Irwin stared balefully at a twig that had come off in his hands.
“I’m so sorry,” I said. “I’ll have it fixed.”
It was fifteen minutes later and I was still trying to pull myself together after Geoff’s meltdown.
Irwin was saying, “Here, let me take a look at you. You didn’t get cut, did you? Sometimes these little bits of glass get stuck . . .” He adjusted his reading glasses, peered at my face with magnified frog eyes, and rotated my jaw to inspect my skin.
He’d never before laid a finger on me and I was about to shake him off when I noticed the row of dimples lined up in the flesh above his top knuckles. Just like mine.

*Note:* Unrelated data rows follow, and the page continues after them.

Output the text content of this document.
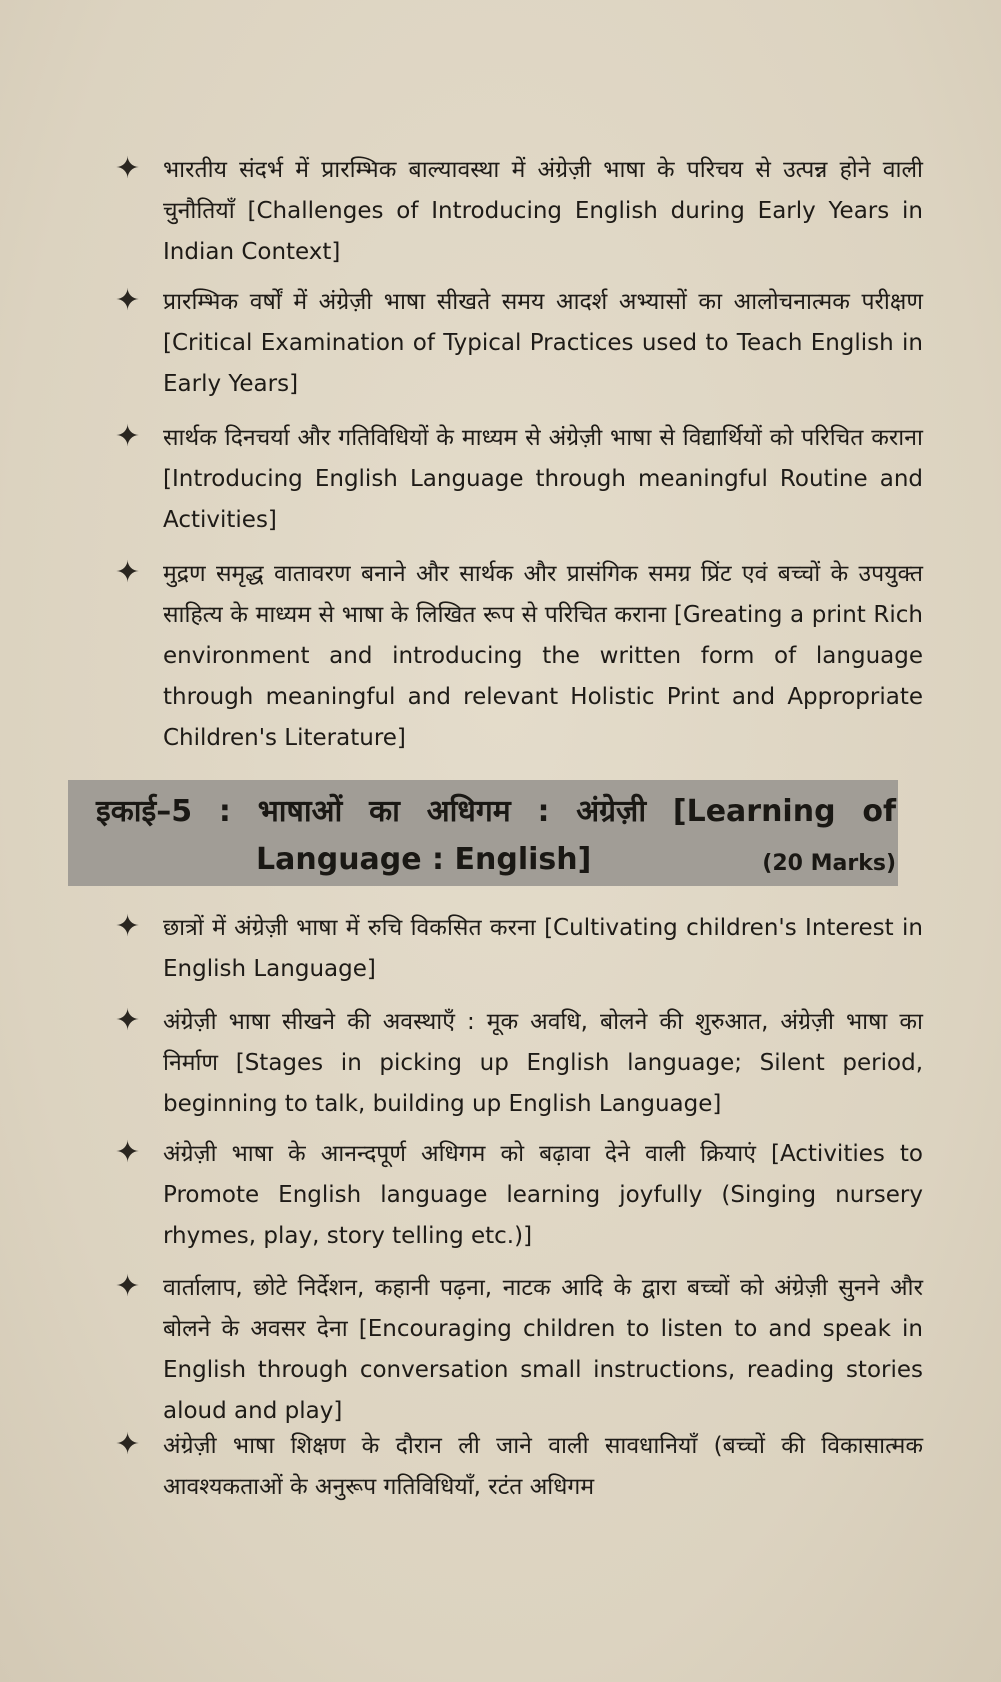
✦ भारतीय संदर्भ में प्रारम्भिक बाल्यावस्था में अंग्रेज़ी भाषा के परिचय से उत्पन्न होने वाली चुनौतियाँ [Challenges of Introducing English during Early Years in Indian Context]
✦ प्रारम्भिक वर्षों में अंग्रेज़ी भाषा सीखते समय आदर्श अभ्यासों का आलोचनात्मक परीक्षण [Critical Examination of Typical Practices used to Teach English in Early Years]
✦ सार्थक दिनचर्या और गतिविधियों के माध्यम से अंग्रेज़ी भाषा से विद्यार्थियों को परिचित कराना [Introducing English Language through meaningful Routine and Activities]
✦ मुद्रण समृद्ध वातावरण बनाने और सार्थक और प्रासंगिक समग्र प्रिंट एवं बच्चों के उपयुक्त साहित्य के माध्यम से भाषा के लिखित रूप से परिचित कराना [Greating a print Rich environment and introducing the written form of language through meaningful and relevant Holistic Print and Appropriate Children's Literature]
इकाई–5 : भाषाओं का अधिगम : अंग्रेज़ी [Learning of
Language : English]	(20 Marks)
✦ छात्रों में अंग्रेज़ी भाषा में रुचि विकसित करना [Cultivating children's Interest in English Language]
✦ अंग्रेज़ी भाषा सीखने की अवस्थाएँ : मूक अवधि, बोलने की शुरुआत, अंग्रेज़ी भाषा का निर्माण [Stages in picking up English language; Silent period, beginning to talk, building up English Language]
✦ अंग्रेज़ी भाषा के आनन्दपूर्ण अधिगम को बढ़ावा देने वाली क्रियाएं [Activities to Promote English language learning joyfully (Singing nursery rhymes, play, story telling etc.)]
✦ वार्तालाप, छोटे निर्देशन, कहानी पढ़ना, नाटक आदि के द्वारा बच्चों को अंग्रेज़ी सुनने और बोलने के अवसर देना [Encouraging children to listen to and speak in English through conversation small instructions, reading stories aloud and play]
✦ अंग्रेज़ी भाषा शिक्षण के दौरान ली जाने वाली सावधानियाँ (बच्चों की विकासात्मक आवश्यकताओं के अनुरूप गतिविधियाँ, रटंत अधिगम
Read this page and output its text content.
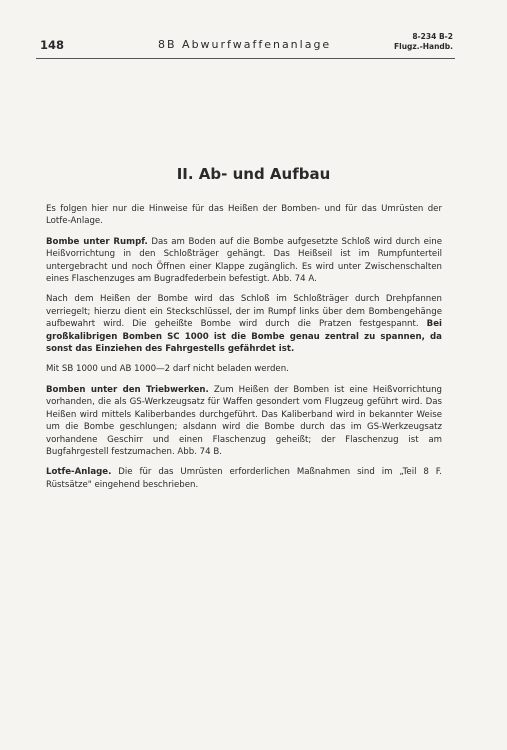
148	8B Abwurfwaffenanlage
8-234 B-2
Flugz.-Handb.
II. Ab- und Aufbau

Es folgen hier nur die Hinweise für das Heißen der Bomben- und für das Umrüsten der Lotfe-Anlage.

Bombe unter Rumpf. Das am Boden auf die Bombe aufgesetzte Schloß wird durch eine Heißvorrichtung in den Schloßträger gehängt. Das Heißseil ist im Rumpfunterteil untergebracht und noch Öffnen einer Klappe zugänglich. Es wird unter Zwischenschalten eines Flaschenzuges am Bugradfederbein befestigt. Abb. 74 A.

Nach dem Heißen der Bombe wird das Schloß im Schloßträger durch Drehpfannen verriegelt; hierzu dient ein Steckschlüssel, der im Rumpf links über dem Bombengehänge aufbewahrt wird. Die geheißte Bombe wird durch die Pratzen festgespannt. Bei großkalibrigen Bomben SC 1000 ist die Bombe genau zentral zu spannen, da sonst das Einziehen des Fahrgestells gefährdet ist.

Mit SB 1000 und AB 1000—2 darf nicht beladen werden.

Bomben unter den Triebwerken. Zum Heißen der Bomben ist eine Heißvorrichtung vorhanden, die als GS-Werkzeugsatz für Waffen gesondert vom Flugzeug geführt wird. Das Heißen wird mittels Kaliberbandes durchgeführt. Das Kaliberband wird in bekannter Weise um die Bombe geschlungen; alsdann wird die Bombe durch das im GS-Werkzeugsatz vorhandene Geschirr und einen Flaschenzug geheißt; der Flaschenzug ist am Bugfahrgestell festzumachen. Abb. 74 B.

Lotfe-Anlage. Die für das Umrüsten erforderlichen Maßnahmen sind im „Teil 8 F. Rüstsätze" eingehend beschrieben.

For the first time, I realized I bore some resemblance to the Raphael side of my family. With my mother’s people, I could see it vividly even as a kid, when I’d compared my round chin and chubby cheeks to the faded black-and-white photo that was all she had left of the Ryang grandparents. With the Jewish clan, I’d never felt that visceral connection that comes with recognizing yourself in someone else. Which of these big-boned, light-eyed white devils did I resemble? Certainly not Grandma Roz, who looked like she was descended from a long line of walnuts. Or my aunt Phyllis, with the blond bouffant and the size ten feet. Or my cousin Staci, who had her auburn hair chemically straightened at an upscale African-American salon in Far Rockaway. But now, as he moved in to inspect me, I could see that I had my father’s high-bridged noise, a schnoz perfectly suited to a Talmudic scholar, and his ears, C-shaped shells with the lobe deficiency—genetic anomalies handed down from Moses.
Incredible. I looked like Irwin. A little. And because of that millimeter of tissue and bone bumped up here or shaved down there, something inside me shifted a millimeter.
“Nah, you’re fine.” He picked up the hammer. “But that Geoff went off his rocker, didn’t he? I took him for an even-tempered guy. Go know. You have to wonder what could have set him off like that.”
“It was an accident,” I said, sure of it. “Though he was furious with me.”
“What did you do?”
“I thought he was in on the scheme you and Mom cooked up to hide your move. I couldn’t believe he’d keep a secret like that from me. We used to be close.”